A publication of the Archaeological Institute of America
From the mid-fifteenth to the mid-sixteenth century, the Bedingfelds were a wealthy, prominent family with a splendid country house called Oxburgh Hall in Oxborough, Norfolk, and substantial influence in England’s royal court. Their station was only enhanced when Mary I (r. 1553–1558) became queen—like their new monarch, the Bedingfelds were devout Catholics. In addition to public worship in the parish church, family members would also have worshipped in private, using such accompaniments as a Book of Hours filled with prayer cycles, many of which were dedicated to the Virgin Mary. Other prayers were dedicated to remembrance of the dead.
This page, likely from a Book of Hours, was fortuitously discovered among rubble in the eaves during restoration of Oxburgh’s roof. It displays Psalm 39 from the Latin Bible. “This single page represents the family’s approach to devotional practice,” says National Trust curator Anna Forrest. “The vibrant illuminated initials in azurite blue and gold leaf in place of the more standard blue and red indicates that the book must have been quite expensive, and thus also represents the family’s wealth and prestige. Books of Hours were very important in the later Middle Ages and were often handed down through families.”
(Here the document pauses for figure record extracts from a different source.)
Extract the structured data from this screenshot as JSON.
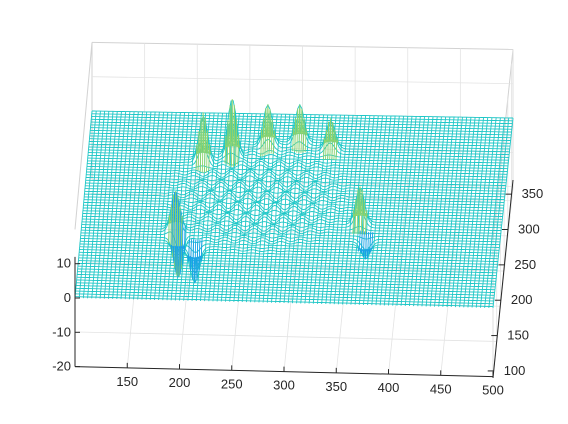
{
  "chart_data": {
    "type": "surface-mesh",
    "title": "",
    "xlabel": "",
    "ylabel": "",
    "zlabel": "",
    "x_ticks": [
      150,
      200,
      250,
      300,
      350,
      400,
      450,
      500
    ],
    "y_ticks": [
      100,
      150,
      200,
      250,
      300,
      350
    ],
    "z_ticks": [
      -20,
      -10,
      0,
      10
    ],
    "x_tick_labels": [
      "150",
      "200",
      "250",
      "300",
      "350",
      "400",
      "450",
      "500"
    ],
    "y_tick_labels": [
      "100",
      "150",
      "200",
      "250",
      "300",
      "350"
    ],
    "z_tick_labels": [
      "-20",
      "-10",
      "0",
      "10"
    ],
    "xlim": [
      100,
      500
    ],
    "ylim": [
      90,
      370
    ],
    "zlim": [
      -20,
      20
    ],
    "grid": true,
    "colormap": [
      "#1f3fd6",
      "#1aa0e8",
      "#1fc7c7",
      "#8fd36a",
      "#f0e020"
    ],
    "base_color": "#1fc7c7",
    "peaks": [
      {
        "x": 210,
        "y": 300,
        "z": 14
      },
      {
        "x": 237,
        "y": 310,
        "z": 16
      },
      {
        "x": 270,
        "y": 325,
        "z": 12
      },
      {
        "x": 300,
        "y": 330,
        "z": 11
      },
      {
        "x": 330,
        "y": 320,
        "z": 9
      },
      {
        "x": 190,
        "y": 200,
        "z": 12
      },
      {
        "x": 193,
        "y": 190,
        "z": -12
      },
      {
        "x": 210,
        "y": 175,
        "z": -10
      },
      {
        "x": 365,
        "y": 215,
        "z": 11
      },
      {
        "x": 372,
        "y": 190,
        "z": -5
      }
    ]
  }
}
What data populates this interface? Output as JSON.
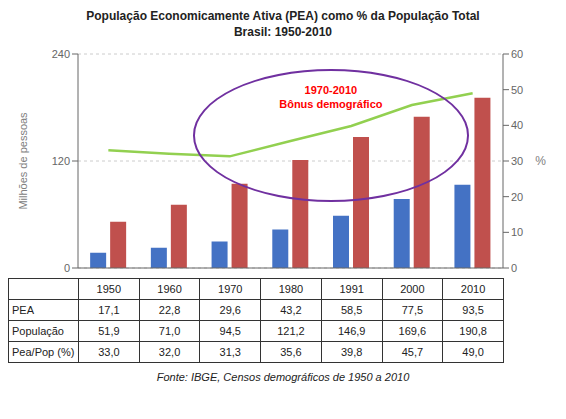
{
  "chart_data": {
    "type": "bar",
    "title": "População Economicamente Ativa (PEA) como % da População Total",
    "subtitle": "Brasil: 1950-2010",
    "categories": [
      1950,
      1960,
      1970,
      1980,
      1991,
      2000,
      2010
    ],
    "series": [
      {
        "name": "PEA",
        "type": "bar",
        "color": "#4472C4",
        "values": [
          17.1,
          22.8,
          29.6,
          43.2,
          58.5,
          77.5,
          93.5
        ],
        "value_labels": [
          "17,1",
          "22,8",
          "29,6",
          "43,2",
          "58,5",
          "77,5",
          "93,5"
        ]
      },
      {
        "name": "População",
        "type": "bar",
        "color": "#C0504D",
        "values": [
          51.9,
          71.0,
          94.5,
          121.2,
          146.9,
          169.6,
          190.8
        ],
        "value_labels": [
          "51,9",
          "71,0",
          "94,5",
          "121,2",
          "146,9",
          "169,6",
          "190,8"
        ]
      },
      {
        "name": "Pea/Pop (%)",
        "type": "line",
        "axis": "y2",
        "color": "#92D050",
        "values": [
          33.0,
          32.0,
          31.3,
          35.6,
          39.8,
          45.7,
          49.0
        ],
        "value_labels": [
          "33,0",
          "32,0",
          "31,3",
          "35,6",
          "39,8",
          "45,7",
          "49,0"
        ]
      }
    ],
    "ylabel": "Milhões de pessoas",
    "y2label": "%",
    "ylim": [
      0,
      240
    ],
    "yticks": [
      0,
      120,
      240
    ],
    "y2lim": [
      0,
      60
    ],
    "y2ticks": [
      0,
      10,
      20,
      30,
      40,
      50,
      60
    ],
    "grid": true,
    "tick_labels": "y",
    "annotations": [
      {
        "text": "1970-2010\nBônus demográfico",
        "color": "#FF0000",
        "edge_color": "#7030A0"
      }
    ],
    "source": "Fonte: IBGE, Censos demográficos de 1950 a 2010"
  }
}
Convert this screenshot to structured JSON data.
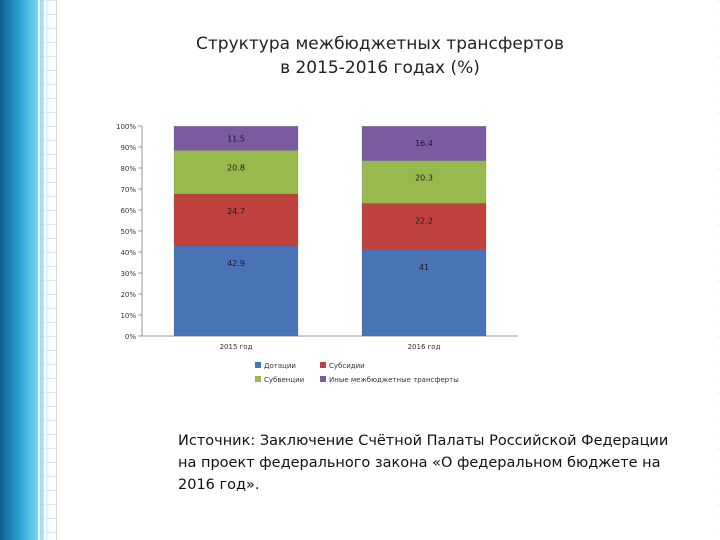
{
  "title": {
    "line1": "Структура межбюджетных трансфертов",
    "line2": "в 2015-2016 годах (%)"
  },
  "chart_data": {
    "type": "bar",
    "stacked": true,
    "categories": [
      "2015 год",
      "2016 год"
    ],
    "series": [
      {
        "name": "Дотации",
        "values": [
          42.9,
          41
        ],
        "color": "#4a74b8"
      },
      {
        "name": "Субсидии",
        "values": [
          24.7,
          22.2
        ],
        "color": "#c0423e"
      },
      {
        "name": "Субвенции",
        "values": [
          20.8,
          20.3
        ],
        "color": "#98b94e"
      },
      {
        "name": "Иные межбюджетные трансферты",
        "values": [
          11.5,
          16.4
        ],
        "color": "#7a5ba0"
      }
    ],
    "yticks": [
      "0%",
      "10%",
      "20%",
      "30%",
      "40%",
      "50%",
      "60%",
      "70%",
      "80%",
      "90%",
      "100%"
    ],
    "ylim": [
      0,
      100
    ],
    "legend_position": "bottom",
    "grid": false
  },
  "source_text": "Источник: Заключение Счётной Палаты Российской Федерации на проект федерального закона «О федеральном бюджете на 2016 год»."
}
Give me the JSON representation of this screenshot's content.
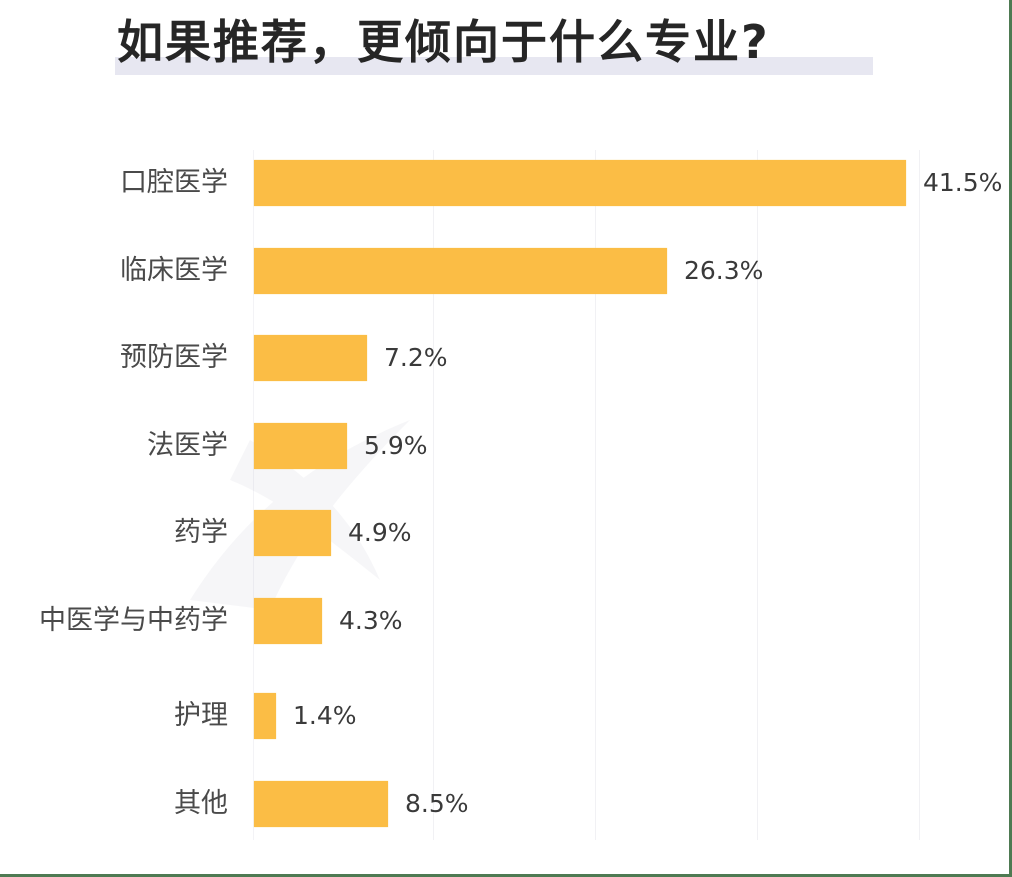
{
  "title": "如果推荐，更倾向于什么专业?",
  "colors": {
    "bar": "#fbbd45",
    "title_highlight": "#e7e7f1",
    "frame": "#4e7a52"
  },
  "chart_data": {
    "type": "bar",
    "orientation": "horizontal",
    "title": "如果推荐，更倾向于什么专业?",
    "xlabel": "",
    "ylabel": "",
    "categories": [
      "口腔医学",
      "临床医学",
      "预防医学",
      "法医学",
      "药学",
      "中医学与中药学",
      "护理",
      "其他"
    ],
    "values": [
      41.5,
      26.3,
      7.2,
      5.9,
      4.9,
      4.3,
      1.4,
      8.5
    ],
    "value_labels": [
      "41.5%",
      "26.3%",
      "7.2%",
      "5.9%",
      "4.9%",
      "4.3%",
      "1.4%",
      "8.5%"
    ],
    "unit": "%",
    "xlim": [
      0,
      45
    ],
    "grid": false,
    "legend": null
  },
  "rows": [
    {
      "label": "口腔医学",
      "value": 41.5,
      "value_label": "41.5%"
    },
    {
      "label": "临床医学",
      "value": 26.3,
      "value_label": "26.3%"
    },
    {
      "label": "预防医学",
      "value": 7.2,
      "value_label": "7.2%"
    },
    {
      "label": "法医学",
      "value": 5.9,
      "value_label": "5.9%"
    },
    {
      "label": "药学",
      "value": 4.9,
      "value_label": "4.9%"
    },
    {
      "label": "中医学与中药学",
      "value": 4.3,
      "value_label": "4.3%"
    },
    {
      "label": "护理",
      "value": 1.4,
      "value_label": "1.4%"
    },
    {
      "label": "其他",
      "value": 8.5,
      "value_label": "8.5%"
    }
  ]
}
The Bedingfelds’ financial state and political standing were both threatened when Elizabeth I became queen in 1558. Unlike Mary, Elizabeth was a Protestant, and the Bedingfelds refused to abide by the Act of Uniformity, which outlawed Mass. “From that point on, they were recusants whose refusal to attend the services of the Church of England was a statutory offense,” explains Forrest. The family would have been forced to shelter at Oxburgh and worship in secret, perhaps using the Book of Hours to which this page belonged.